Read

Human Rights and the American People

Standing stronger with freedom advocates is both the right thing to do and the smart thing to do in confronting the greatest competitors to U.S. interests in the world today.

Research from The Democracy Project, a joint venture of the Bush Institute, Freedom House, and the Penn Biden Center, provides new insight into how Americans feel about one part of U.S. foreign policy: support for democracy and human rights abroad. In a national survey this spring, Americans overwhelmingly agreed that the United States has both strategic interests and a moral calling to support the oppressed.

To illustrate the point, here are three active fronts where standing stronger with freedom advocates is both the right thing to do and the smart thing to do in confronting the greatest competitors to U.S. interests in the world today. I suspect the American people would be supportive.

RUSSIA. Political rights and civil liberties are under assault in Russia. Torture, extrajudicial killings, and arbitrary arrests and detention are just some of the factors contributing to a “climate of impunity.” The consequences are especially harsh for anyone who challenges the regime. Here at home, Russian hacking into voting systems and its fomenting of political divides are serious threats to our democracy and security. The two are not unrelated. 

It was Russian President Vladimir Putin who declared the collapse of the Soviet Union “the greatest geopolitical catastrophe” of the twentieth century. With a singular focus on restoring Russian power and influence, he and his cronies will try to crush anyone who gets in their way—from Russian political activists like Vladimir Kara-Murza and Alexei Navalny to, apparently, the American people. A strategy to contain Putin’s ambitions requires support for Russians who project a world view rooted in freedom.

NORTH KOREA. Denuclearization is on the table with North Korea once again, and Pyongyang asked for a lot just to get talks going: formally end the Korean War, halt military exercises with South Korea, ease economic sanctions, and the list goes on. Characteristically missing in the talks was North Korea’s monstrous human rights record.

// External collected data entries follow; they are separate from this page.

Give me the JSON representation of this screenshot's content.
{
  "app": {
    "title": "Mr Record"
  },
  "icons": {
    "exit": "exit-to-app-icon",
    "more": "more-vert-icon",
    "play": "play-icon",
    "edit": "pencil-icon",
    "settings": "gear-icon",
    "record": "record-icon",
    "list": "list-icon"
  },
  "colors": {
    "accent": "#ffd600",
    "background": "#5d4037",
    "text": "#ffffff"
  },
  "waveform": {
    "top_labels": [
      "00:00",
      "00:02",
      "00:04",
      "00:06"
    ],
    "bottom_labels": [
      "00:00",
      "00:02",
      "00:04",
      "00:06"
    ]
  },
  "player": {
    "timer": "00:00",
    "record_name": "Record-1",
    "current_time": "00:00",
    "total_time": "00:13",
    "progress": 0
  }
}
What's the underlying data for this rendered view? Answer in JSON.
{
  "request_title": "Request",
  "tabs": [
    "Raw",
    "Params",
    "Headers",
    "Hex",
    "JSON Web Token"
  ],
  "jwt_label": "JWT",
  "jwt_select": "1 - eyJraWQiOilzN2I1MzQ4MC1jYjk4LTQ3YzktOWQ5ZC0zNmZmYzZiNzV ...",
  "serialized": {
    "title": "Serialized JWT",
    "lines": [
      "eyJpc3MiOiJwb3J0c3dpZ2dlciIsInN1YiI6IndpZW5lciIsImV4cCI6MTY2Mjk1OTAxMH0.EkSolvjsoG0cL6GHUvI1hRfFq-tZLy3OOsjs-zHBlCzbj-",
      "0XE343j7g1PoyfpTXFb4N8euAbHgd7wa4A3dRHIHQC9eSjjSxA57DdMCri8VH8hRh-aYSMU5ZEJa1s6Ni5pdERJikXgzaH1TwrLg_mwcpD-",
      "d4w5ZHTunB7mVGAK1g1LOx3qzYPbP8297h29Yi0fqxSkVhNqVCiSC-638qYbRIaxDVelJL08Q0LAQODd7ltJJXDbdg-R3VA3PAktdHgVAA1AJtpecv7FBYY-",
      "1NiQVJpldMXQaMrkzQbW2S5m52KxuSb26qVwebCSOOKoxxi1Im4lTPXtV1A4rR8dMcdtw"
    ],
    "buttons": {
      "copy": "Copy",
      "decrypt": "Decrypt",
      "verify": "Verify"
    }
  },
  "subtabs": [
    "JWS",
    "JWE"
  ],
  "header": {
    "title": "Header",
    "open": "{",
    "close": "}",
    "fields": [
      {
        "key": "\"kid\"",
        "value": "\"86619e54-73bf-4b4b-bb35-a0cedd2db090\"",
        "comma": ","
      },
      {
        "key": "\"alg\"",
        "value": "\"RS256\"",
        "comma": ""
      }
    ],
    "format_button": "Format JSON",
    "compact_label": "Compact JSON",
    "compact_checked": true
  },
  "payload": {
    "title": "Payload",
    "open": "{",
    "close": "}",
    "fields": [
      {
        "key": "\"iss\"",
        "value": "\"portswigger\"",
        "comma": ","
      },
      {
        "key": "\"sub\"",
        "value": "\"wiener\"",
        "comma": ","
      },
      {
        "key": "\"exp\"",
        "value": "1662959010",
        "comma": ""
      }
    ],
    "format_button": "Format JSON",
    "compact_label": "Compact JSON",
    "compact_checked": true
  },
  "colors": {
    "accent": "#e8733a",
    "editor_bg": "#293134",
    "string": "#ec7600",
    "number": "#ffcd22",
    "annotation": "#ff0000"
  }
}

Yet the connection between Pyongyang’s nuclear weapons program and human rights has never been clearer: slave labor earns hard currency that Pyongyang uses to fund its nukes. U.S. sanctions to deter the use of North Korean slave labor around the world are important; care and caution should be taken to avoid making them bargaining chips in any talks. And as we keep a close eye on North Korea’s failure to take necessary steps toward denuclearization, why not also ask for International Red Cross access to North Korea’s gulags to investigate the well-being of the tens of thousands of men, women, and children who languish in them?

CHINA. On July 10, two significant events occurred involving China. The first: the Trump administration threated to impose tariffs on another $200 billion in Chinese goods. The second: Liu Xia, wife of the late Nobel Peace Prize laureate and pro-democracy leader Liu Xiaobo, was released from house arrest. A coincidence of timing? Perhaps. But there’s an inseparable link between the economic and security interests of the United States and the absence of political freedom in China.

President Xi Jinping envisions a future in which China takes the “center of the world stage,” all along advancing authoritarian views and tendencies. Inside China, that view manifests itself in a society in which the Communist Party’s rule by fiat suppresses individual liberty and ingenuity. In China’s dealings with the United States, that view has taken root in an economic relationship in which American intellectual property has been stolen, technology forcibly transferred, personal data compromised, and limits on access to China’s markets imposed. A haphazard trade war is not the way to fix the imbalance.  Formulating a strategy that allows the United States to engage productively with China while standing firm on our founding principles is a better place to start—both for the United States and for the people of China.